Two footnotes to Heritage Open Days
Sep. 8th, 2012 10:34 pmI'll try to post something coherent and comprehensive once the weekend is over: but for the time being, two things which would be relegated to the footnotes if I were to include them in that account.
*Why does its English name pay tribute to Audubon and its Latin name to L'Herminier? Couldn't they have reached some sort of agreement?
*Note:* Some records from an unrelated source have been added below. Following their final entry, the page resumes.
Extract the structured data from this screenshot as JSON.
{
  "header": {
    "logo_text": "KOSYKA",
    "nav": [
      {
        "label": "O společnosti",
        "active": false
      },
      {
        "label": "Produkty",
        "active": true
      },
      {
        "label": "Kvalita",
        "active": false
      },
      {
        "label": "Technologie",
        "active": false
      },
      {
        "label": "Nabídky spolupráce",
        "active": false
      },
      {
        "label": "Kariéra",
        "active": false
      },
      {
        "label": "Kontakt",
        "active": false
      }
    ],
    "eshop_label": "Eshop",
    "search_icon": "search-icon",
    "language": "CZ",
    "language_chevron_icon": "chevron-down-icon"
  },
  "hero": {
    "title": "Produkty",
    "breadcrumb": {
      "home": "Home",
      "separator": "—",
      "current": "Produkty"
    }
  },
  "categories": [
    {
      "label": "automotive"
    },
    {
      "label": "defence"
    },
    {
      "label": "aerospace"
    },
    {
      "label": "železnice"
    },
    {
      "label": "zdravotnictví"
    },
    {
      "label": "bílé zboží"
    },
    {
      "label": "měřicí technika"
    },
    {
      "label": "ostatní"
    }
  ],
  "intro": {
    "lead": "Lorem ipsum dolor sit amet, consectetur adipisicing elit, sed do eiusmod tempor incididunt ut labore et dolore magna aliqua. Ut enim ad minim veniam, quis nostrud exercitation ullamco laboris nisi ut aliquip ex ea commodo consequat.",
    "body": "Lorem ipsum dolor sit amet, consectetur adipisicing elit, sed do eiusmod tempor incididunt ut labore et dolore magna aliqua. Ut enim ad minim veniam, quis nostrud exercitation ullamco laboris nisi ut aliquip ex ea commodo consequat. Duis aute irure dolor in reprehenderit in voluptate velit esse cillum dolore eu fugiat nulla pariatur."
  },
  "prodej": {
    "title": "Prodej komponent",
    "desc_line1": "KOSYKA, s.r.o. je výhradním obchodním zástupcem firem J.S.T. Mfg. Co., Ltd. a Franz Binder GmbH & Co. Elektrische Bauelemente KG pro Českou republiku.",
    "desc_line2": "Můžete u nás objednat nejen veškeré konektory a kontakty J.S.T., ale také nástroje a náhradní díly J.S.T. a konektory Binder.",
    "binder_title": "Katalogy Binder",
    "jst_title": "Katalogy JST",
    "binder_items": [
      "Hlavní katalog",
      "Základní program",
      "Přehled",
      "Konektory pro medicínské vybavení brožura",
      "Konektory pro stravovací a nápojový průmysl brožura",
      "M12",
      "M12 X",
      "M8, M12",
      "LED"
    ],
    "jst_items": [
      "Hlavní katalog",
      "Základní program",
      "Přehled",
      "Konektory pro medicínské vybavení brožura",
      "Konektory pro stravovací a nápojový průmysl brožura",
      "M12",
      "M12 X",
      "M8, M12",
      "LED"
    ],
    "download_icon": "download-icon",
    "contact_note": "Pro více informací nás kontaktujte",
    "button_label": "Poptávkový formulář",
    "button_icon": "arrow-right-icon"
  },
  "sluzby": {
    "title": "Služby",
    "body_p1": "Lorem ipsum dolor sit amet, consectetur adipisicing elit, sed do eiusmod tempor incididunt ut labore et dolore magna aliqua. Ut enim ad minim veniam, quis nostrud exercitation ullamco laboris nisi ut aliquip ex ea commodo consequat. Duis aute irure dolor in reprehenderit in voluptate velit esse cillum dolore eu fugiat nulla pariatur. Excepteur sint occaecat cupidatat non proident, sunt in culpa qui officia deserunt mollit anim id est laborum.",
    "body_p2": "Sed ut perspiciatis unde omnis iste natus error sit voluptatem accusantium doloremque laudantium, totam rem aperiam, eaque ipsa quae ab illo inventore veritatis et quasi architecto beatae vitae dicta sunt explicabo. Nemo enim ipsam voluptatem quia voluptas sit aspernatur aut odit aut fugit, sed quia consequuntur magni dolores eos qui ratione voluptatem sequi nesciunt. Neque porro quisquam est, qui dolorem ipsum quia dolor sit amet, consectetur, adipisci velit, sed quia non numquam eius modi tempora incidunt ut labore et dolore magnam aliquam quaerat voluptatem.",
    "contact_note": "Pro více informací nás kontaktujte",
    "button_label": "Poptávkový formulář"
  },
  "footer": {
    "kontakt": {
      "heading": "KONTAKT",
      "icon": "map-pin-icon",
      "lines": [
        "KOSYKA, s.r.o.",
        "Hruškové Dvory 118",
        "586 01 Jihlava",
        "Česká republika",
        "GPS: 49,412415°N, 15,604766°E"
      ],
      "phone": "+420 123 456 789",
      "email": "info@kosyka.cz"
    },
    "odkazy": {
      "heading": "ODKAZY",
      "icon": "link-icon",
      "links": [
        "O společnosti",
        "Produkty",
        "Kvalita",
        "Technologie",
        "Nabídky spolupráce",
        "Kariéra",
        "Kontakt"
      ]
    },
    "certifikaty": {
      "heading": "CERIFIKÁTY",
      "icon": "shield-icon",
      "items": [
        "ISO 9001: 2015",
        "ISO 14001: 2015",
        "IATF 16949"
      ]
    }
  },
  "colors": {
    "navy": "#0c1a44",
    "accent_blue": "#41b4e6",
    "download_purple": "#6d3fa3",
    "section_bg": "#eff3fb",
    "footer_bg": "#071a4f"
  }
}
- A note on the topography of Durham City
- On the riverbanks, on our way from Pimlico to Palace Green, we were stopped by a group of tourists who asked us the way to the mall. (Were they on the right side of the river, they wondered; I always end up counting on my fingers to answer that question.) I was all for directing them to the Gates, the nearest shopping mall, but
durham_rambler guessed, correctly, that they meant the Prince Bishop's. (For those who don't know the city, on this map, they were trying to get from just below the 18 to the P to the right of the Market Place) We tried to direct them up, either through the College or via Windy Gap and Palace Green, to Saddler Street and so to the Market Place, but they were reluctant to leave the river. Could they just carry on along this path? Yes, but it wasn't the most direct route. That was OK, they said, they had plenty of time, they were booked for a boat trip at three o' clock. Light bulbs went on just above our heads: they wanted the boat house, immediately below the Price Bishop's shopping centre. In that case, turn through 180°, and yes, just keep following the river. - What is a pimlico?
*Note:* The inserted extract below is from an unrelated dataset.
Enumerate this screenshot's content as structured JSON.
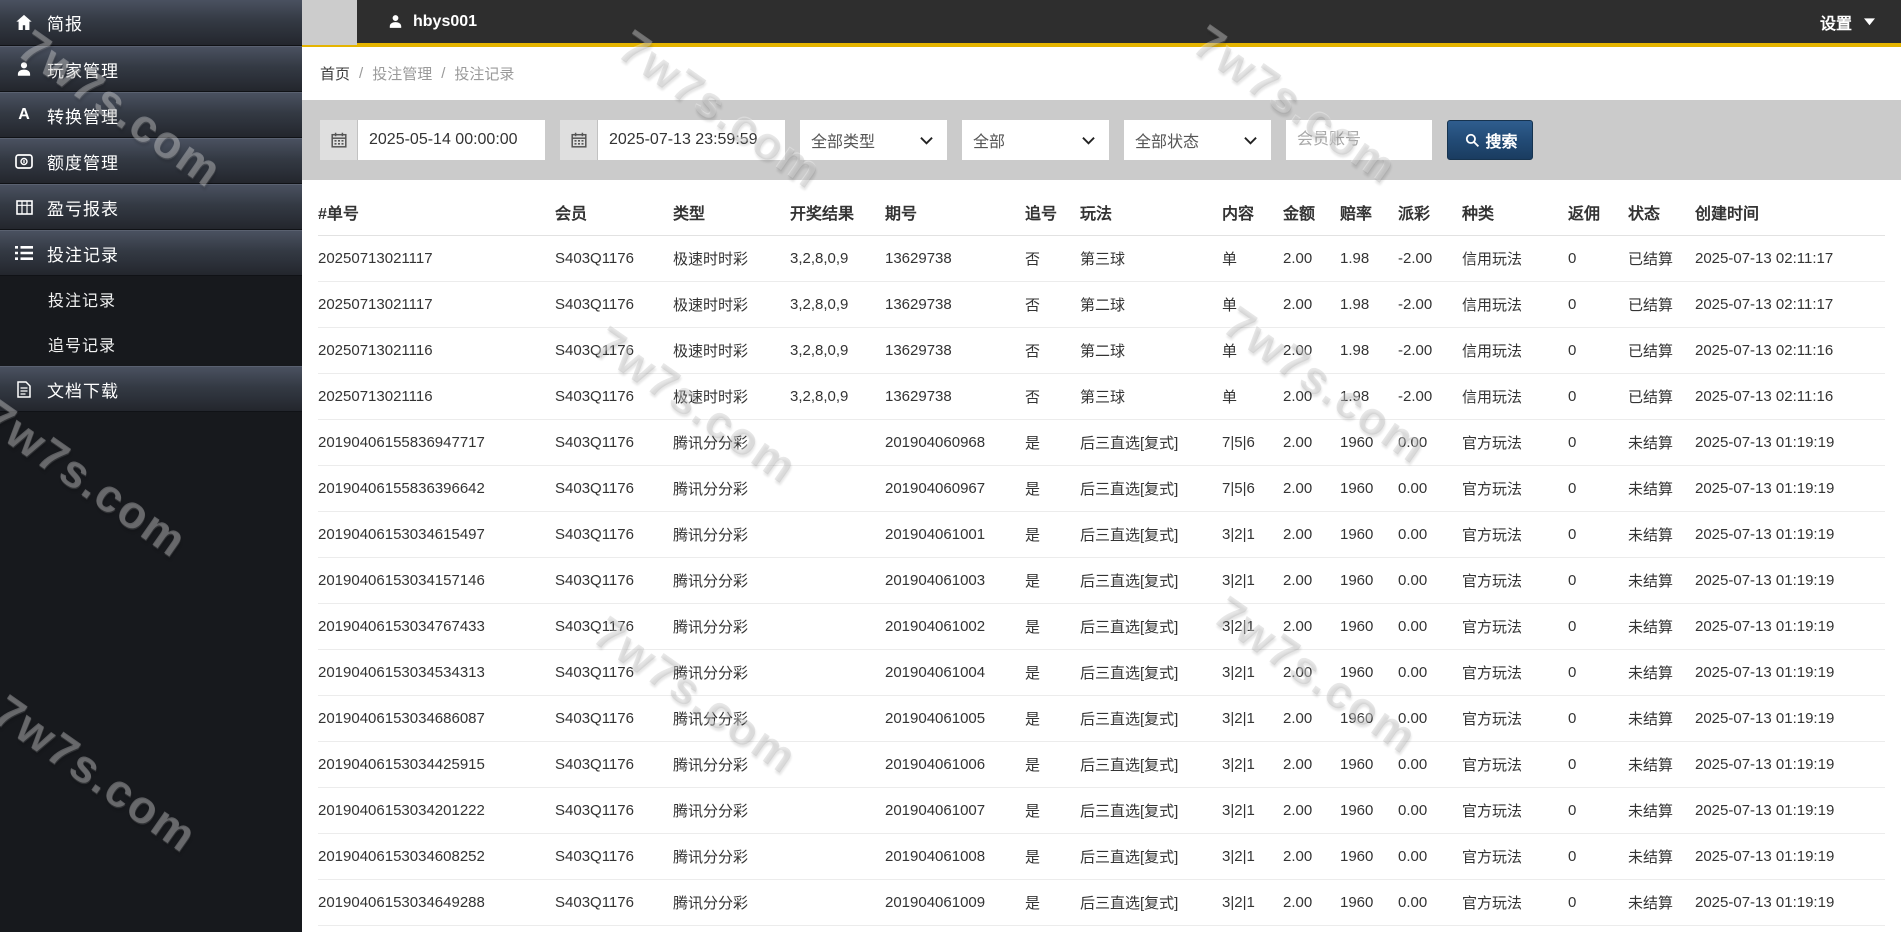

- There is a street in Durham called Pimlico, and visiting a house there, we were given an explanation of the origin of the name. The gist of it, if I have it straight, is that there is a bird found in the Bermuda islands, formerly known as the dusky shearwater (puffinus obscurus), and now the Audubon's shearwater (puffinus lherminieri)* whose cry sounds not entirely unlike "pimlico". The man who discovered this, and who was able to sustain the hungry settlers by snaring the birds for food, ultimately returned to Hoxton in London where he opened an inn called after the birds (and mentioned in Ben Jonson's The Alchemist. The name became a byword for a place of entertainment and enjoyment, and transferred in this sense to the houses across the river from Durham Cathedral.
Maybe. This account of the islands says: "The early writers refer to a nocturnal bird that they called the 'Pimlico' (spelled pimplicoe by Butler, and pemblyco by Capt. Smith) from its peculiar note, helped out, as Governor Butler suggested, by considerable imagination and some fond recollections of a favorite locality in England." That is, they heard the bird's call as "pimlico" because the place-name was already familiar to them. (The book seems more interested in establishing that the pimlico was not the mysterious bird known as the cahow).
Into this narrative our informant wove the story of Canon Tristram (worth clicking the link to see the photo), a leading nineteenth century ornithologist who traveeled extensively, became a canon of Durham Cathedral and whose collection of bird skins, now in the World Museum, Liverpool includes two Audubon's shearwaters. A number of birds are named after him, including Tristram's storm petrel. (Also a gerbil.)
In summary, then, my afternoon was enlivened by an unexpected shearwater which may or may not go some way to explain this placename, but a specimen of which belonged to someone who very probably came here.
*Why does its English name pay tribute to Audubon and its Latin name to L'Herminier? Couldn't they have reached some sort of agreement?